Рышка подступил к Саве, показал ему свои здоровенные кулаки.
– Ох и еборзист ты, Козырь! – Сава вскинул на плечо топор, сплюнул через губу, засмеялся: – Пошто отпираться? Не в нашей породе ховаться в чужом огороде! Коли пришёл на кулачки звать, так зови. Здыбамся мы с вами! А буде, ты один засобрался супротив нас встать? Так то нам не в честь!
– Ух ты, не в честь?! – удивился Рышка. – У собаки чести – клок шерсти.
– А кобелю и того не взвелю!
В толпе засмеялись, загукали:
– Ай да Сава! Ну и хват!
– Уходь, Рышка! Заговорит тебя Сава – умом тронешься!
– А ну! – гыкнул в толпу Рышка. – Погомоньте ишо, быдлаки кривопузые!
Рышку боялись: толпа позатихла, только кто-то, самый отчаянный, ещё крикнул:
– У самого-т утроба по земле волочится! Копной набит, в кожу зашит!
Рышка выскалил глаза, напыжился, неуклюже, по-бычьи, двинулся на передних.
– Тикай, людя! Боров взъярился!
Шарахнулись кто куда.
– Видал?! – совсем уже без злости, ублажённый и потешенный, сказал Рышка Саве. – Все мене боятся! Потеперь вам в честь?..
– Супротив тебя единого – никак не в честь! Верно баю, братя? – оборотился Сава к своим артельщикам.
– Верно, – прогудели артельщики. – И верх наш, и срам наш.
– Ставим сотню супротив вашей сотни, – сказал Сава.
– Эге ж!.. – осклабился Рышка, поприкинул что-то в уме, прищурился на Саву, кинул шапку наземь. – Горазд!
Кинул шапку и Сава.
– Эх жа и потешимся! – просипел он и толкнул Рышку в бок. – В неделю[34]34
Неделя – воскресенье.
[Закрыть], на Кучкове.
Рышка добродушно присоветовал:
– Проть мене не становись. Угроблю!
По Москве, быстрей, чем самая добрая или самая худая весть, разлетелся слух о предстоящем кулачном бое между мясницкими и плотницкими.
Плотницкие были самыми заядлыми на посаде. Вечно они завязывали драки и потасовки, буянили спьяну, сквернили и досаждали соседних уличан. За это их недолюбливали на Москве и потому тайно злорадствовали, что наконец-то плотницких проучат, выбьют из них спесь и дурь.

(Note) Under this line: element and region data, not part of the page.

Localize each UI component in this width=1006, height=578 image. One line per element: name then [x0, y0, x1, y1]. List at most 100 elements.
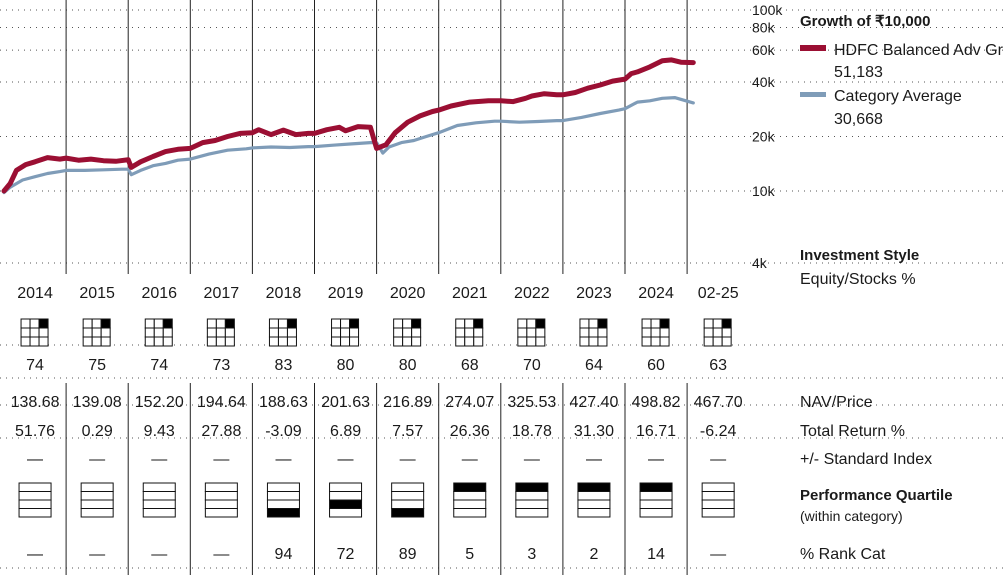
- style-box-cell: [340, 327, 351, 338]
- equity-values: 74 75 74 73 83 80 80 68 70 64 60 63: [26, 357, 727, 374]
- nav-label: NAV/Price: [800, 394, 873, 411]
- style-box-cell: [535, 327, 546, 338]
- quartile-band: [80, 508, 114, 518]
- style-box-cell: [206, 336, 217, 347]
- quartile-box: [266, 482, 300, 518]
- total-return-value: 26.36: [450, 423, 490, 440]
- style-box-cell: [38, 327, 49, 338]
- style-box-cell: [703, 336, 714, 347]
- style-box-cell: [38, 336, 49, 347]
- style-box-cell: [277, 336, 288, 347]
- y-tick-label: 80k: [752, 20, 776, 36]
- equity-value: 68: [461, 357, 479, 374]
- year-label: 2024: [638, 285, 674, 302]
- quartile-band: [701, 482, 735, 492]
- equity-value: 74: [26, 357, 44, 374]
- total-return-value: -3.09: [265, 423, 302, 440]
- quartile-band: [639, 508, 673, 518]
- style-box-cell: [268, 318, 279, 329]
- legend-label-category: Category Average: [834, 88, 962, 105]
- rank-value: —: [89, 546, 105, 563]
- style-box-cell: [349, 336, 360, 347]
- style-box-cell: [597, 327, 608, 338]
- style-box-cell: [464, 318, 475, 329]
- quartile-box: [329, 482, 363, 518]
- style-box-cell: [268, 327, 279, 338]
- series-line-category: [2, 95, 695, 195]
- nav-value: 274.07: [445, 394, 494, 411]
- total-return-value: 0.29: [82, 423, 113, 440]
- style-box-cell: [286, 318, 297, 329]
- style-box-cell: [82, 318, 93, 329]
- investment-style-subheading: Equity/Stocks %: [800, 271, 916, 288]
- style-box-cell: [579, 336, 590, 347]
- y-tick-label: 10k: [752, 183, 776, 199]
- style-box-cell: [393, 336, 404, 347]
- style-box-cell: [349, 327, 360, 338]
- style-box-cell: [91, 318, 102, 329]
- quartile-band: [18, 482, 52, 492]
- quartile-band: [391, 508, 425, 518]
- style-box-cell: [224, 327, 235, 338]
- rank-value: 89: [399, 546, 417, 563]
- quartile-band: [204, 508, 238, 518]
- style-box-cell: [641, 327, 652, 338]
- style-box-cell: [82, 336, 93, 347]
- style-box-cell: [29, 327, 40, 338]
- series-lines: [1, 57, 696, 195]
- style-box-cell: [597, 336, 608, 347]
- vs-index-value: —: [524, 451, 540, 468]
- style-box-cell: [349, 318, 360, 329]
- nav-value: 188.63: [259, 394, 308, 411]
- style-box-cell: [38, 318, 49, 329]
- table-rows: 138.68 139.08 152.20 194.64 188.63 201.63 216.…: [11, 394, 743, 563]
- vs-index-value: —: [400, 451, 416, 468]
- style-box-cell: [579, 318, 590, 329]
- y-tick-label: 20k: [752, 129, 776, 145]
- total-return-value: 9.43: [144, 423, 175, 440]
- y-axis: 100k 80k 60k 40k 20k 10k 4k: [752, 2, 783, 271]
- style-box-cell: [215, 318, 226, 329]
- style-box-cell: [82, 327, 93, 338]
- legend-label-fund: HDFC Balanced Adv Gr: [834, 42, 1004, 59]
- style-box-cell: [29, 336, 40, 347]
- quartile-band: [391, 482, 425, 492]
- year-label: 2021: [452, 285, 488, 302]
- quartile-band: [639, 482, 673, 492]
- nav-value: 325.53: [507, 394, 556, 411]
- style-box-cell: [455, 318, 466, 329]
- style-box-cell: [464, 327, 475, 338]
- rank-value: —: [710, 546, 726, 563]
- style-box-cell: [29, 318, 40, 329]
- year-label: 2018: [266, 285, 302, 302]
- style-box-cell: [393, 318, 404, 329]
- series-line-fund: [1, 57, 696, 194]
- style-box-cell: [535, 318, 546, 329]
- quartile-band: [266, 508, 300, 518]
- style-box-cell: [144, 336, 155, 347]
- quartile-band: [204, 491, 238, 501]
- legend-swatch-fund: [800, 45, 826, 51]
- nav-value: 216.89: [383, 394, 432, 411]
- quartile-band: [515, 491, 549, 501]
- legend: Growth of ₹10,000 HDFC Balanced Adv Gr 5…: [800, 13, 1004, 128]
- vs-index-value: —: [586, 451, 602, 468]
- style-box-cell: [277, 327, 288, 338]
- style-box-cell: [224, 336, 235, 347]
- quartile-band: [266, 482, 300, 492]
- style-box: [579, 318, 608, 347]
- style-box-cell: [588, 327, 599, 338]
- style-box-cell: [597, 318, 608, 329]
- investment-style-heading: Investment Style: [800, 247, 919, 264]
- year-label: 2017: [204, 285, 240, 302]
- quartile-band: [18, 491, 52, 501]
- quartile-band: [142, 482, 176, 492]
- rank-value: —: [151, 546, 167, 563]
- style-box-cell: [526, 327, 537, 338]
- year-labels: 2014 2015 2016 2017 2018 2019 2020 2021 2022 2023…: [17, 285, 738, 302]
- quartile-band: [142, 499, 176, 509]
- quartile-band: [701, 491, 735, 501]
- style-box-cell: [659, 336, 670, 347]
- legend-value-fund: 51,183: [834, 64, 883, 81]
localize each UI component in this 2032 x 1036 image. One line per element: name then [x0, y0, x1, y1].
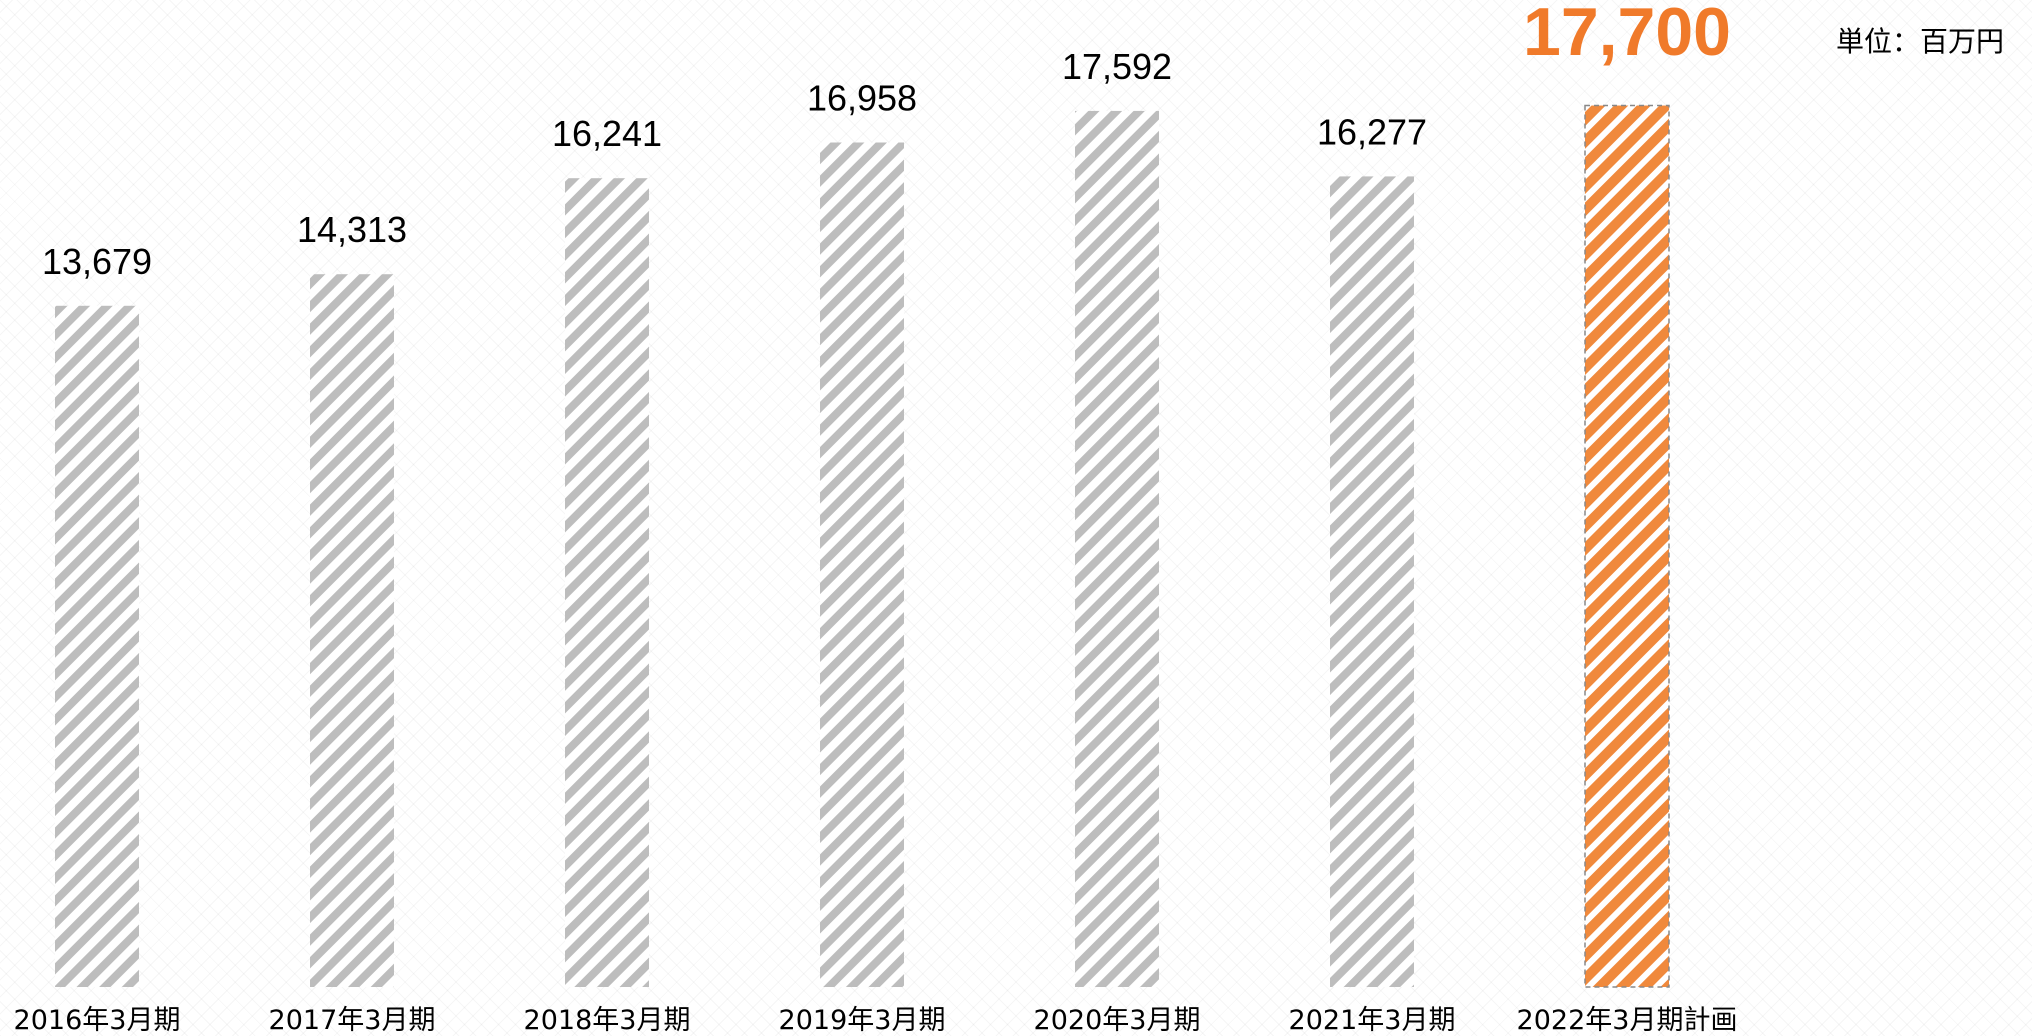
- bar-5: [1330, 176, 1414, 987]
- category-label-1: 2017年3月期: [269, 1005, 436, 1036]
- unit-label: 単位：百万円: [1835, 25, 2004, 58]
- category-label-2: 2018年3月期: [524, 1005, 691, 1036]
- value-label-2: 16,241: [552, 113, 662, 154]
- category-label-3: 2019年3月期: [779, 1005, 946, 1036]
- bar-3: [820, 142, 904, 988]
- category-label-5: 2021年3月期: [1289, 1005, 1456, 1036]
- category-label-6: 2022年3月期計画: [1517, 1005, 1738, 1036]
- bar-6: [1584, 104, 1670, 988]
- bar-1: [310, 274, 394, 987]
- bar-0: [55, 305, 139, 988]
- bar-4: [1075, 110, 1159, 988]
- value-label-4: 17,592: [1062, 46, 1172, 87]
- category-label-0: 2016年3月期: [14, 1005, 181, 1036]
- category-label-4: 2020年3月期: [1034, 1005, 1201, 1036]
- bar-2: [565, 178, 649, 988]
- value-label-6: 17,700: [1523, 0, 1731, 70]
- value-label-0: 13,679: [42, 241, 152, 282]
- value-label-3: 16,958: [807, 77, 917, 118]
- value-label-1: 14,313: [297, 209, 407, 250]
- value-label-5: 16,277: [1317, 111, 1427, 152]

На торгу ворчали, что воскресной торговли не будет: все уйдут смотреть бой. Иногородние купцы, наоборот, были довольны: они хоть и теряли воскресную торговлю, зато могли своими глазами увидеть знаменитый московский здыб. По всей Руси славились московские кулачные бои. Нигде больше не могли так яро, упорно и красиво биться, как на Москве. Тверичи начинали с кулаков, а заканчивали дрекольем, новгородцы доставали кистени, псковичи всегда хитрили – то прятали в рукавицы свинец, то ладили на грудь и живот защиту. Лишь в Москве бились начестно, без кистеней и без свинца в рукавицах, бились до конца, покуда какая-нибудь сторона не отступит или не сляжет начисто на землю.
На Москве ждали этого боя, как праздника: давно не тешились московиты таким зрелищем.
Всю неделю канителились мужики на ремёслах. Как после похмелья, не охотилось им и не ладилось ничего у них. Басманники даже хлеб с недопёком пекли – перекислый и невкусный, кидали его собакам, но басманников не корили. Мясницким и вовсе не до убоя и не до торговли было. Проходу им не давали: одни подзадоривали, другие с советами да поучениями лезли, а иные просто валандались следом от нечего делать, наматывая на ус сплетни и новости.
Мясницкие были сдержанны, не бахвалились, не грозились. Один только Рышка не мог унять в себе гонора, но и ему под конец надоела трепотня, унялся и он. Зато плотницкие похвалялись на каждом углу, что уложат наземь неодолимых мясницких.
Сава всю неделю кутил в кабаке у Фетиньи и хвастал, что против Рышки сам станет. Хвастать Саве, как с горы катиться, – знали это и артельщики, и все плотницкие, но хвастовство Савино подхлёстывало их, раззадоривало, рвали они во хмелю рубахи и грозились разнести чуть ли не всю Москву.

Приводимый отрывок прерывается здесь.